Chrissy Hennenberg was inspired by her internship to apply to medical school, in part because Chasman introduced her to the work of Paul Farmer, who is professor of medical anthropology at Harvard University and subject of Tracy Kidder’s book Mountains Beyond Mountains: The Quest of Dr. Paul Farmer, A Man Who Would Cure the World (Random House, 2004). Former intern Maddy Kotowicz, who is now a graduate student in creative writing at Boston University, describes her internship experience as profound.
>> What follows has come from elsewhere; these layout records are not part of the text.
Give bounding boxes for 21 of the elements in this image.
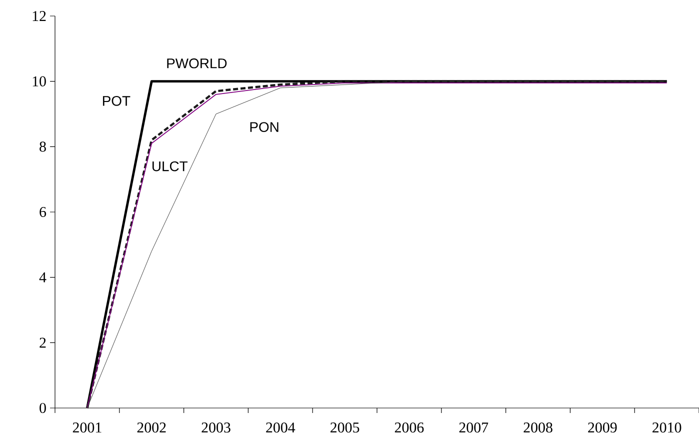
annotation: PON bbox=[250, 122, 278, 132]
x-tick-label: 2003 bbox=[202, 422, 230, 433]
x-tick-label: 2006 bbox=[394, 422, 424, 433]
x-tick-label: 2004 bbox=[266, 422, 296, 433]
y-tick-label: 0 bbox=[40, 402, 46, 414]
annotation: POT bbox=[102, 96, 130, 106]
y-tick-label: 6 bbox=[40, 206, 46, 218]
y-tick-label: 10 bbox=[32, 76, 46, 86]
y-tick-label: 2 bbox=[40, 338, 46, 348]
x-tick-label: 2005 bbox=[330, 422, 360, 433]
annotation: PWORLD bbox=[167, 58, 227, 68]
x-tick-label: 2002 bbox=[137, 422, 166, 433]
x-tick-label: 2001 bbox=[72, 422, 102, 433]
annotation: ULCT bbox=[152, 161, 188, 172]
x-tick-label: 2009 bbox=[588, 422, 617, 433]
x-tick-label: 2007 bbox=[459, 422, 488, 433]
y-tick-label: 12 bbox=[32, 11, 46, 21]
y-tick-label: 4 bbox=[39, 272, 46, 282]
y-tick-label: 8 bbox=[40, 142, 46, 152]
x-tick-label: 2010 bbox=[652, 422, 682, 433]
x-tick-label: 2008 bbox=[524, 422, 552, 433]
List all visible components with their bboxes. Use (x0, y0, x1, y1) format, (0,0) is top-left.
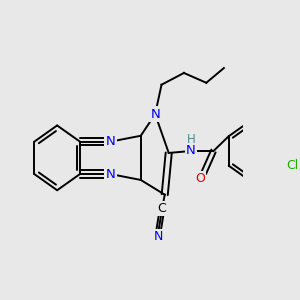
Text: Cl: Cl (286, 159, 299, 172)
Text: N: N (186, 145, 196, 158)
Text: N: N (150, 108, 160, 121)
Text: N: N (106, 135, 115, 148)
Text: H: H (187, 133, 196, 146)
Text: N: N (154, 230, 163, 243)
Text: N: N (106, 167, 115, 181)
Text: O: O (195, 172, 205, 185)
Text: C: C (157, 202, 166, 215)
Kotowicz, who interned for four months beginning in the fall of 2005, continued at the magazine in a publicity and advertising capacity. “The job gave me a lot of practical experience, including attendance at a spring 2006 Carnegie Corporation conference on dissemination in Washington, D.C., that included a roundtable discussion and presentations by Donna Brazile and Eleanor Clift,” says Kotowicz. She also found the networking opportunities valuable and was able to attend Book Expo America for the first time. “That was a neat experience,” she says. “I was able to share the magazine with people from NPR, authors and others in the publishing world.”
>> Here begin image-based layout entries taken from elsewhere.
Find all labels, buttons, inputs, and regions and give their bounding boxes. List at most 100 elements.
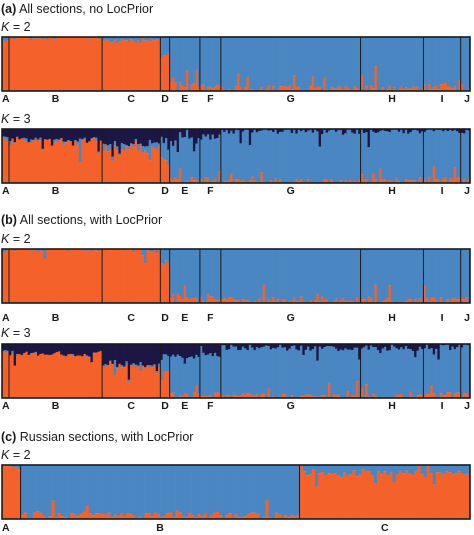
sample-bar-segment xyxy=(351,344,354,351)
sample-bar-segment xyxy=(380,465,384,475)
sample-bar-segment xyxy=(421,131,424,183)
sample-bar-segment xyxy=(109,144,112,150)
sample-bar-segment xyxy=(400,37,403,87)
sample-bar-segment xyxy=(286,249,289,303)
sample-bar-segment xyxy=(435,179,438,183)
sample-bar-segment xyxy=(160,516,164,519)
sample-bar-segment xyxy=(111,37,115,43)
sample-bar-segment xyxy=(272,249,275,298)
sample-bar-segment xyxy=(118,41,122,91)
section-label: A xyxy=(2,185,10,197)
sample-bar-segment xyxy=(460,347,464,398)
sample-bar-segment xyxy=(339,180,343,183)
sample-bar-segment xyxy=(449,392,452,398)
sample-bar-segment xyxy=(88,141,91,183)
sample-bar-segment xyxy=(6,141,10,183)
sample-bar-segment xyxy=(353,180,357,183)
sample-bar-segment xyxy=(351,129,354,133)
sample-bar-segment xyxy=(178,82,182,91)
sample-bar-segment xyxy=(195,354,198,386)
sample-bar-segment xyxy=(458,299,462,303)
sample-bar-segment xyxy=(190,298,194,303)
sample-bar-segment xyxy=(397,395,401,398)
sample-bar-segment xyxy=(41,37,45,40)
sample-bar-segment xyxy=(50,354,54,398)
sample-bar-segment xyxy=(98,513,102,519)
sample-bar-segment xyxy=(116,465,121,517)
sample-bar-segment xyxy=(125,249,129,303)
section-label: I xyxy=(441,400,444,412)
sample-bar-segment xyxy=(211,37,215,89)
sample-bar-segment xyxy=(153,148,157,183)
sample-bar-segment xyxy=(162,371,166,398)
sample-bar-segment xyxy=(437,89,441,91)
sample-bar-segment xyxy=(123,129,126,145)
sample-bar-segment xyxy=(262,394,266,398)
sample-bar-segment xyxy=(104,144,108,147)
sample-bar-segment xyxy=(404,37,408,88)
sample-bar-segment xyxy=(188,129,191,139)
sample-bar-segment xyxy=(22,137,26,141)
sample-bar-segment xyxy=(325,132,329,180)
sample-bar-segment xyxy=(314,37,317,88)
sample-bar-segment xyxy=(8,37,12,91)
sample-bar-segment xyxy=(255,347,259,395)
sample-bar-segment xyxy=(360,75,364,91)
sample-bar-segment xyxy=(243,465,248,517)
sample-bar-segment xyxy=(330,87,333,91)
sample-bar-segment xyxy=(55,249,59,303)
sample-bar-segment xyxy=(144,150,147,183)
sample-bar-segment xyxy=(453,344,457,350)
sample-bar-segment xyxy=(281,249,285,300)
sample-bar-segment xyxy=(20,465,25,516)
sample-bar-segment xyxy=(458,249,462,300)
sample-bar-segment xyxy=(120,367,124,398)
sample-bar-segment xyxy=(255,394,259,398)
sample-bar-segment xyxy=(36,139,40,183)
sample-bar-segment xyxy=(374,66,378,91)
sample-bar-segment xyxy=(449,129,452,179)
sample-bar-segment xyxy=(41,150,45,183)
sample-bar-segment xyxy=(22,353,26,398)
sample-bar-segment xyxy=(185,394,189,398)
sample-bar-segment xyxy=(314,344,317,347)
sample-bar-segment xyxy=(88,249,91,303)
sample-bar-segment xyxy=(430,386,434,398)
sample-bar-segment xyxy=(125,361,129,366)
sample-bar-segment xyxy=(337,37,340,87)
sample-bar-segment xyxy=(178,37,182,83)
sample-bar-segment xyxy=(409,344,413,350)
sample-bar-segment xyxy=(386,298,389,303)
sample-bar-segment xyxy=(418,37,422,91)
sample-bar-segment xyxy=(465,249,469,298)
sample-bar-segment xyxy=(57,513,62,519)
sample-bar-segment xyxy=(393,344,396,347)
sample-bar-segment xyxy=(174,249,177,303)
structure-plot-b-k2 xyxy=(1,248,471,304)
sample-bar-segment xyxy=(132,363,136,365)
sample-bar-segment xyxy=(162,55,166,91)
sample-bar-segment xyxy=(446,86,450,91)
sample-bar-segment xyxy=(241,37,245,91)
sample-bar-segment xyxy=(309,37,313,87)
sample-bar-segment xyxy=(85,506,90,519)
sample-bar-segment xyxy=(290,89,294,91)
sample-bar-segment xyxy=(227,344,231,350)
sample-bar-segment xyxy=(15,129,19,137)
sample-bar-segment xyxy=(187,513,192,519)
section-label: D xyxy=(161,400,169,412)
sample-bar-segment xyxy=(253,129,257,181)
panel-b-text: All sections, with LocPrior xyxy=(17,213,162,227)
sample-bar-segment xyxy=(167,53,170,91)
sample-bar-segment xyxy=(262,465,266,518)
sample-bar-segment xyxy=(46,129,49,140)
sample-bar-segment xyxy=(435,344,438,349)
sample-bar-segment xyxy=(178,512,183,519)
sample-bar-segment xyxy=(188,138,191,183)
sample-bar-segment xyxy=(416,130,420,183)
sample-bar-segment xyxy=(442,131,445,180)
sample-bar-segment xyxy=(402,344,406,350)
sample-bar-segment xyxy=(277,514,282,519)
sample-bar-segment xyxy=(244,87,247,91)
sample-bar-segment xyxy=(330,346,333,398)
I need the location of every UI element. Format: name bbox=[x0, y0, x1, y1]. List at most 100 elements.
When Kate Ablutz began an internship at Boston Review, she felt “pretty sure” that she wanted to be an editor and a writer. “After a few weeks there, I was certain of it,” she says. “As interns, we helped with just about every aspect of putting the magazine together including fact checking, copyediting, substantive editing, reviewing submissions and design. In some of these areas we were asked to take on a lot of responsibility. In others we just contributed our opinions, but the editors always took our suggestions seriously and engaged us in great debates about ideas and aesthetics.” Ablutz is now studying at Columbia University’s Journalism School, in its intensive one-year program centered on reporting and writing; the experience at Boston Review helped her gain admission to the program and also has informed her journalism studies. “I can see my articles from an editor’s perspective and can look at local stories with an eye for their larger social and intellectual significance,” Ablutz explains. “Our professors say that in the age of 24-hour news coverage and infinite blog commentary, people need newspapers and magazines to provide in-depth writing. That is what Boston Review has been publishing all along.”
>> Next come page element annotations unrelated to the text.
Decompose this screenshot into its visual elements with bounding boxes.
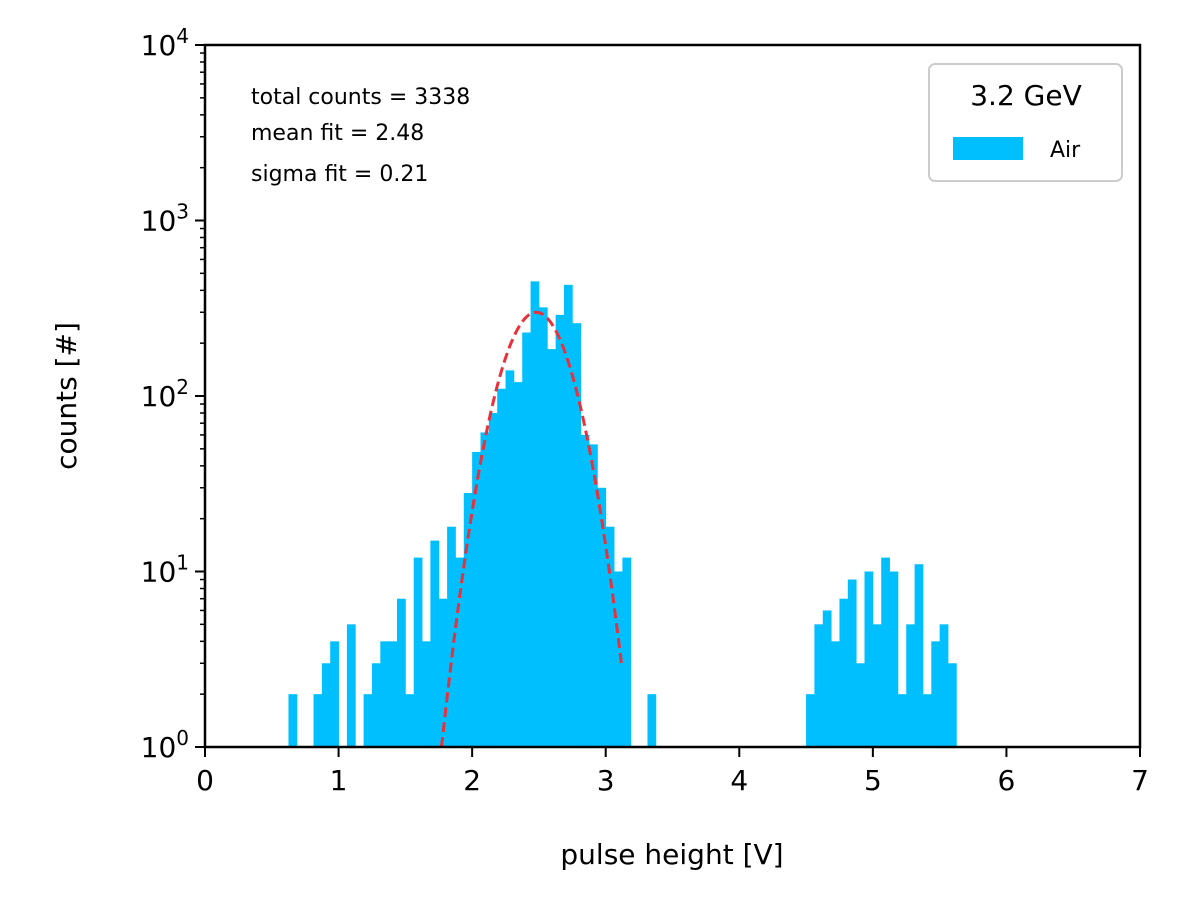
histogram-bar [438,598,448,747]
sigma-fit-text: sigma fit = 0.21 [251,162,428,187]
legend: 3.2 GeV Air [928,63,1123,182]
x-tick-label: 0 [196,764,214,797]
x-tick-label: 2 [463,764,481,797]
stats-annotation: total counts = 3338 mean fit = 2.48 sigm… [251,85,470,187]
x-axis-ticks: 0 1 2 3 4 5 6 7 [196,747,1149,797]
histogram-bar [413,557,423,747]
histogram-bar [922,694,932,747]
histogram-bar [622,557,632,747]
histogram-bar [605,526,615,747]
histogram-bar [881,557,890,747]
y-axis-ticks: 100 101 102 103 104 [141,24,205,764]
histogram-bar [822,610,832,747]
histogram-bar [831,641,840,747]
y-tick-label: 101 [141,551,189,589]
y-axis-label: counts [#] [50,322,83,470]
histogram-bar [856,663,865,747]
histogram-bar [914,564,924,747]
histogram-bar [530,281,540,747]
histogram-bar [547,349,557,747]
histogram-bar [463,493,473,747]
histogram-bar [897,694,907,747]
histogram-bar [422,641,431,747]
histogram-bar [505,370,515,747]
histogram-bar [513,382,523,747]
histogram-bar [397,598,406,747]
histogram-bar [947,663,957,747]
histogram-bar [563,284,573,747]
histogram-bar [472,451,481,747]
legend-swatch-air [953,137,1023,160]
y-tick-label: 103 [141,200,189,238]
histogram-bar [806,694,815,747]
histogram-bar [288,694,298,747]
x-tick-label: 4 [730,764,748,797]
histogram-bar [580,434,590,747]
histogram-bar [597,487,607,747]
histogram-bar [388,641,398,747]
histogram-bar [330,641,339,747]
histogram-bar [872,624,882,747]
histogram-bar [889,571,899,747]
y-tick-label: 102 [141,375,189,413]
x-tick-label: 3 [597,764,615,797]
histogram-bar [814,624,824,747]
x-tick-label: 1 [330,764,348,797]
histogram-bar [321,663,331,747]
histogram-bar [371,663,381,747]
x-tick-label: 5 [864,764,882,797]
total-counts-text: total counts = 3338 [251,85,470,110]
histogram-bar [455,557,465,747]
legend-title: 3.2 GeV [970,79,1082,112]
x-tick-label: 6 [998,764,1016,797]
histogram-bar [847,579,857,747]
histogram-bar [480,432,490,747]
histogram-bar [614,571,623,747]
histogram-bars [288,281,957,747]
x-axis-label: pulse height [V] [560,838,783,871]
y-tick-label: 100 [141,726,189,764]
histogram-bar [497,388,506,747]
histogram-bar [488,413,498,747]
gaussian-fit-curve [439,310,624,748]
x-tick-label: 7 [1131,764,1149,797]
histogram-bar [313,694,323,747]
histogram-bar [931,641,941,747]
histogram-bar [380,641,390,747]
y-tick-label: 104 [141,24,189,62]
histogram-bar [839,598,849,747]
mean-fit-text: mean fit = 2.48 [251,121,424,146]
histogram-bar [906,624,915,747]
histogram-bar [939,624,949,747]
histogram-bar [346,624,356,747]
histogram-bar [447,526,456,747]
histogram-bar [555,314,565,747]
histogram-bar [589,444,598,747]
histogram-bar [647,694,657,747]
legend-label-air: Air [1050,138,1081,163]
histogram-bar [864,571,874,747]
histogram-bar [430,540,440,747]
histogram-bar [522,332,531,747]
histogram-bar [538,307,548,747]
histogram-bar [363,694,373,747]
histogram-bar [405,694,415,747]
histogram-bar [572,323,582,747]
A 2003 Dartmouth College graduate, Brad Plumer was headed for graduate school to pursue an advanced degree in mathematics. But post-graduation, he began to reconsider which path to take, decided that he would explore magazine writing and applied for an internship at Boston Review. “The experience there showed me how magazines are put together,” says Plumer, who ruefully remembers doing a great deal of fact checking during his five-month internship from January to May 2004. Plumer says he “wasn’t a political person at all in college,” so while at Boston Review he tried “frantically to learn as much about politics as possible to fool people into thinking that I knew the first thing about education policy as opposed to algebraic set theory.” His internship paved the way for a job at Mother Jones magazine where he began work as a web intern, wrote some articles and became assistant web editor before moving to The New Republic, where he is now an assistant editor.